Use Canva (free) to create the ad creative. Use ChatGPT to write 3 ad copy variants. Test them against each other. Even with £50, you will learn which message resonates and which audience engages.
Days 27–28: Analyse and Adjust
Review everything from the past 4 weeks:
| Metric | Target | What It Tells You |
|---|---|---|
| Outreach response rate | 10–15% | Whether your message resonates |
| Conversation-to-customer rate | 20–30% | Whether your offer is compelling |
| Website visitors | 100+ in Week 4 | Whether your marketing is driving traffic |
| Email subscribers | 25+ | Whether people are interested enough to engage |
| Ad cost per click | £0.30–£1.50 | Whether your ad creative is working |
If your numbers are below these targets, go back to Claude and ask it to help you diagnose the problem. Give it your actual data and ask for specific recommendations. This is where conversational AI shines — iterative problem-solving with real context.
Days 29–30: Plan Month 2
You have a customer. Or you are close. Either way, you now have real data — what works, what does not, where the demand is. Use this data to plan your second month. Double down on what worked. Cut what did not.

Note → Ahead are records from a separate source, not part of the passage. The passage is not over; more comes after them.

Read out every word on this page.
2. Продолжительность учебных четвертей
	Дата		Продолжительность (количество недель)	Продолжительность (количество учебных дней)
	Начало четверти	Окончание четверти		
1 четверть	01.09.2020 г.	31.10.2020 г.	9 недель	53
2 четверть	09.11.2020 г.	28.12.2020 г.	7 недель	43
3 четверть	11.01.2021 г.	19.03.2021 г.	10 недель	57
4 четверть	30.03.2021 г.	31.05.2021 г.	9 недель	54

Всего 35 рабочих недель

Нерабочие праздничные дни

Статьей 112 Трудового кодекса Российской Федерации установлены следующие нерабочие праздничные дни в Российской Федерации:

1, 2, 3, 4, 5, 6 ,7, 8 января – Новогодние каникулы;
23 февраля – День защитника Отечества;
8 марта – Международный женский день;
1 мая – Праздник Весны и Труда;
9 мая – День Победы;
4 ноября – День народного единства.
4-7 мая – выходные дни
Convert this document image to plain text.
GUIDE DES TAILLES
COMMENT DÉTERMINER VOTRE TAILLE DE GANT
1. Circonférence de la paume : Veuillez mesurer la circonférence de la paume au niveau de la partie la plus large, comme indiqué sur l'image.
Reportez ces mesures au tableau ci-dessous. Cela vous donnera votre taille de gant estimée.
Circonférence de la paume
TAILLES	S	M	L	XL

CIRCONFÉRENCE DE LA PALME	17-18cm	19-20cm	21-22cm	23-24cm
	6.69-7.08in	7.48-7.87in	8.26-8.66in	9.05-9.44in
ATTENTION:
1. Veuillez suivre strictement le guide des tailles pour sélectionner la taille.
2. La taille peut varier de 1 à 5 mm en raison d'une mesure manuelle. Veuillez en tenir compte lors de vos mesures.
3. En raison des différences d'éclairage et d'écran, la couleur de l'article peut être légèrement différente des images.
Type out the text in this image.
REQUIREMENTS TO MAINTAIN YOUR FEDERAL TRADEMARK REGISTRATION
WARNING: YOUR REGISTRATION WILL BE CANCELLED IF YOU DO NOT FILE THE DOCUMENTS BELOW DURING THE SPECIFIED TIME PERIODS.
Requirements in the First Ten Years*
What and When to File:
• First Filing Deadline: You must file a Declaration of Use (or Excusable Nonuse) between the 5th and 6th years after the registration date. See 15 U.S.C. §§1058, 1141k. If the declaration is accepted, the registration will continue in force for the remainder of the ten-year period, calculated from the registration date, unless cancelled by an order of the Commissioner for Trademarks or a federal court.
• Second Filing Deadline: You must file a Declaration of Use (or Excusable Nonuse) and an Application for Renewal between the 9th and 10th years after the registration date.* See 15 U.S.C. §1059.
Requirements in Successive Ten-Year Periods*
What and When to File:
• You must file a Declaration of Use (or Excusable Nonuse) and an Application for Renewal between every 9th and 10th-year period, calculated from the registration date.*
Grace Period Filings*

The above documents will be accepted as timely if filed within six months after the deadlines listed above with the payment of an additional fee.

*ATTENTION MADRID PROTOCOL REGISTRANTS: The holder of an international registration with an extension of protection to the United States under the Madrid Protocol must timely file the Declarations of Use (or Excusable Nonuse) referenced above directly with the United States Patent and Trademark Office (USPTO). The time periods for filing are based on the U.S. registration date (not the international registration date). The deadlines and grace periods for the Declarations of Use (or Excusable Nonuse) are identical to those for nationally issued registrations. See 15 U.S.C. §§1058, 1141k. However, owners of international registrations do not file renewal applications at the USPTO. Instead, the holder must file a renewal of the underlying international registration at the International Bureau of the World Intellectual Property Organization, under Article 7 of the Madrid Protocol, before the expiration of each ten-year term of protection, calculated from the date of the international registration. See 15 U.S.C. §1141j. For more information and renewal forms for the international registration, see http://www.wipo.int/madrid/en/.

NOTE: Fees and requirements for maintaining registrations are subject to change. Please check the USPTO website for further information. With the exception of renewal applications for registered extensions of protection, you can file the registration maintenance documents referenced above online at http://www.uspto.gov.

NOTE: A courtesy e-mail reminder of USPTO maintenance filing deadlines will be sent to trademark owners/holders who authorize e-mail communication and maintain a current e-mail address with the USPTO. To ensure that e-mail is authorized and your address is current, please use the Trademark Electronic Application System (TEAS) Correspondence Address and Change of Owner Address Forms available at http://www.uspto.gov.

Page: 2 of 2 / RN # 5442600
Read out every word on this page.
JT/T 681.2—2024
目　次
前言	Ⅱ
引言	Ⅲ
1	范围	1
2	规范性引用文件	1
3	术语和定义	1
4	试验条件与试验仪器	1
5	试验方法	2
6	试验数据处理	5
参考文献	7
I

Go back to your Mira.AI Launch Plan and update it with your actual numbers. The plan is a living document, not a one-time output.
End of Week 4 deliverable: At least one paying customer, real performance data, a refined plan for Month 2.
The 30-Day Cost Breakdown
| Item | Cost |
|---|---|
| Mira.AI Launch Plan | £0 |
| ChatGPT / Claude (free tiers) | £0 |
| Business registration | £12 |
| Domain name | £10 |
| Logo (Looka) | £20 |
| Website (Durable/Square free tier) | £0 |
| Social media / email tools | £0 |
| Facebook/Instagram ads | £50 |
| Total | £92 |
£92 and 30 days to go from idea to first customer. That is not a pitch. That is arithmetic. The tools exist. The framework works. The only variable is whether you follow through.
Frequently Asked Questions
Can I really get a customer in 30 days?
Yes, if you follow the framework. Service businesses often get their first customer in Week 3 through direct outreach. Product businesses may take until Week 4 or slightly beyond. The key is starting customer conversations in Week 3, not Week 8.
What if my business idea fails validation in Week 1?
Good. You saved 29 days. Go back to Day 1 with a different idea. The whole point of validation is to fail cheaply. Most successful founders tested 2–3 ideas before finding one that worked.
Do I need to quit my job to follow this framework?
No. Each day requires 2–4 hours of work. Many founders follow this framework evenings and weekends. It takes longer — maybe 45–60 days instead of 30 — but the process is identical.
What AI tools will I need to pay for?
None, technically. Every AI tool in this framework has a free tier. The only non-AI costs are business registration (£12), domain name (£10), logo download (£20), and ads (£50). You can skip the ads and logo download to launch for £22 total.
Where does Mira.AI Launch Plan fit in?
Day 2. It generates the tactical plan that structures your entire 30 days. Without it, you are making decisions ad hoc. With it, you have a prioritised list of actions tied to specific days and tools. It is the orchestration layer for everything else.